Henry Galing came forth to meet him when he stepped out of the tank, and to Joel's surprise the android was crying. He took Joel's hand and shook it vigorously. “Thank God you're back!” he said.
“It was touch and go… I don't know what that stuff could have done to the tank if the flamethrowers hadn't kept it back. And I'm just as happy not to have to find out.”
“Allison?” Galing asked anxiously, peering past Joel into the cab of the tank.
“She's fine. Still sleeping.”
The android was obviously relieved. When Joel saw how happy all of them were to know that Allison was in good shape, Joel couldn't understand how he could ever have looked upon their kind as little more than animals. They clearly had human emotions, attachments, relationships, and needs.
“What did I get myself into when I went outside?” Joel asked. “What was that fungus, that damned gray —”
“Just that,” Galing said. “Fungus, moss, lichens, hundreds of types of vegetation — and all of it under the control of the Overmaster.”
“You've used that name before,” Joel said. “But it doesn't mean anything to me.”
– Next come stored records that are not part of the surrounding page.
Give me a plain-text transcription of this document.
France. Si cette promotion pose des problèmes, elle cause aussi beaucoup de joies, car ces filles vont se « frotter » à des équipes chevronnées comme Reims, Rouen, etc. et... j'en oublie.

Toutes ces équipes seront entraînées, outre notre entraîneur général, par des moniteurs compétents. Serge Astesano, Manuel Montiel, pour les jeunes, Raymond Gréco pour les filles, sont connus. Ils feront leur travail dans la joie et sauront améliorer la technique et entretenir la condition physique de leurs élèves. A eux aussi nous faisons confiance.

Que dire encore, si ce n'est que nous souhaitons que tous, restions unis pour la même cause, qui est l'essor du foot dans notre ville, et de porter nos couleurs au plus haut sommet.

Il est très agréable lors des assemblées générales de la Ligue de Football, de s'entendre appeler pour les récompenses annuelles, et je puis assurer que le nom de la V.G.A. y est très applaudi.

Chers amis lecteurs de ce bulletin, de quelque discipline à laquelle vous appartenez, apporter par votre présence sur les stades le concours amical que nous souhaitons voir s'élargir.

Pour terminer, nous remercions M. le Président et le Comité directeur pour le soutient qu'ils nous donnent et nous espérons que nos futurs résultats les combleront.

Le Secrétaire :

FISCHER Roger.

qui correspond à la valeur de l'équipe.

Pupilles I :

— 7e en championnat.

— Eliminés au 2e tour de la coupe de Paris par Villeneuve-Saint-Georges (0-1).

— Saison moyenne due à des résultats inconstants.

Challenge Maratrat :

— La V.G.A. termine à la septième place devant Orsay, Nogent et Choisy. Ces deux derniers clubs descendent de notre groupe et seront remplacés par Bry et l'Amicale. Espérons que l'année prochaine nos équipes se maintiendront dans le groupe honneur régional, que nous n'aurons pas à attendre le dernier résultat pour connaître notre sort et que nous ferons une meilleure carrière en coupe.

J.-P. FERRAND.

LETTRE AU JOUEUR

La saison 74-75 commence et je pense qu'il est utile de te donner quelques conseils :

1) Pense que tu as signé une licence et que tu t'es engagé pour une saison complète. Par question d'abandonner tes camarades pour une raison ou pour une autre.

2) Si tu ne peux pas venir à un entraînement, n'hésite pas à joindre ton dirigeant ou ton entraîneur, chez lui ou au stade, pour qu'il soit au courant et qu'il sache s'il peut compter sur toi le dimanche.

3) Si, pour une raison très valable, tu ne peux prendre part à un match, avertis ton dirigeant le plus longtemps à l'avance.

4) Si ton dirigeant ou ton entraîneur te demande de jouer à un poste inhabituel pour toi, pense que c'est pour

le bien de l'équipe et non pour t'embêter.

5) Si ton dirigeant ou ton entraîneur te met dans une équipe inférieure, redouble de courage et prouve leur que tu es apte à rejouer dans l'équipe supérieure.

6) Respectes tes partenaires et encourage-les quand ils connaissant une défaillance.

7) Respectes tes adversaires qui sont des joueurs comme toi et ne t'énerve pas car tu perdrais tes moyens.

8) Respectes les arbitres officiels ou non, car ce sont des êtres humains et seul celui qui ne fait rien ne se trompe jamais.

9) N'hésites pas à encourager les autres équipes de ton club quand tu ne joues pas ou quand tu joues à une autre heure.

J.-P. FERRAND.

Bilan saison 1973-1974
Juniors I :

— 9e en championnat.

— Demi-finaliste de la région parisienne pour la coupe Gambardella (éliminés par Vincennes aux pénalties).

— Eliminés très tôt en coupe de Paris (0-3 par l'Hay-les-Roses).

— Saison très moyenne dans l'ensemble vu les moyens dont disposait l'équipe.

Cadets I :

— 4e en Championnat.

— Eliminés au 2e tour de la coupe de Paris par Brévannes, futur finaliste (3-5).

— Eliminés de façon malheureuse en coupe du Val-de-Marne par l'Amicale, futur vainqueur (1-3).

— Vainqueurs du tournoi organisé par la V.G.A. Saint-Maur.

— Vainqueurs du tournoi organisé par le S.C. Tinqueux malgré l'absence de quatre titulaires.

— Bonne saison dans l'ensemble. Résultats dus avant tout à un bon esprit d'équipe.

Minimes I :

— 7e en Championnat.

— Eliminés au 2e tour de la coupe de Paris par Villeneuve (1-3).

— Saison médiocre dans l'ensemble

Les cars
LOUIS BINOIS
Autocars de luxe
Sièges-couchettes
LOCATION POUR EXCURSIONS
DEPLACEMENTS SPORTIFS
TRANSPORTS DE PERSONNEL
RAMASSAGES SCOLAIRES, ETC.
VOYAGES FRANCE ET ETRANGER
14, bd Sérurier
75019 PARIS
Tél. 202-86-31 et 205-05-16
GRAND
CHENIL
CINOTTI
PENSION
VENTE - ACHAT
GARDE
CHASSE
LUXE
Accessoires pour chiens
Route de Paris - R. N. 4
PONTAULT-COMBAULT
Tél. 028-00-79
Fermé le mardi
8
“It will in a moment.” Galing wiped a hand over his face, giving himself a moment to think about where he should begin. “During those thousand years that you slept, before you made the twelve of us in the images of your dead friends, the world's ecological systems changed a great deal more than we knew. These new, grotesque plantforms were bred, and they came to dominate the surface of the earth; they began slowly to function in harmony and then became rapidly interdependent. Finally, between them, they evolved a rudimentary intelligence.”
“The Overmaster.”
“Yes,” Galing said.
Richard said: “You have to realize how incredibly polluted the earth was. Poisonous air. Poisonous water. The air was superheated because the particles of suspended pollutants magnified the effects of the sun… The whole world became a genetic pressure cooker that boiled up mutations faster than anyone would ever have thought possible/'
“Exactly,” Galing said. “In surprisingly short order that rudimentary intelligence became a formidable mind equal to that of any man. Maybe even superior. In a couple of centuries it developed animal-like mobility in some of its components— which you witnessed a few minutes ago.”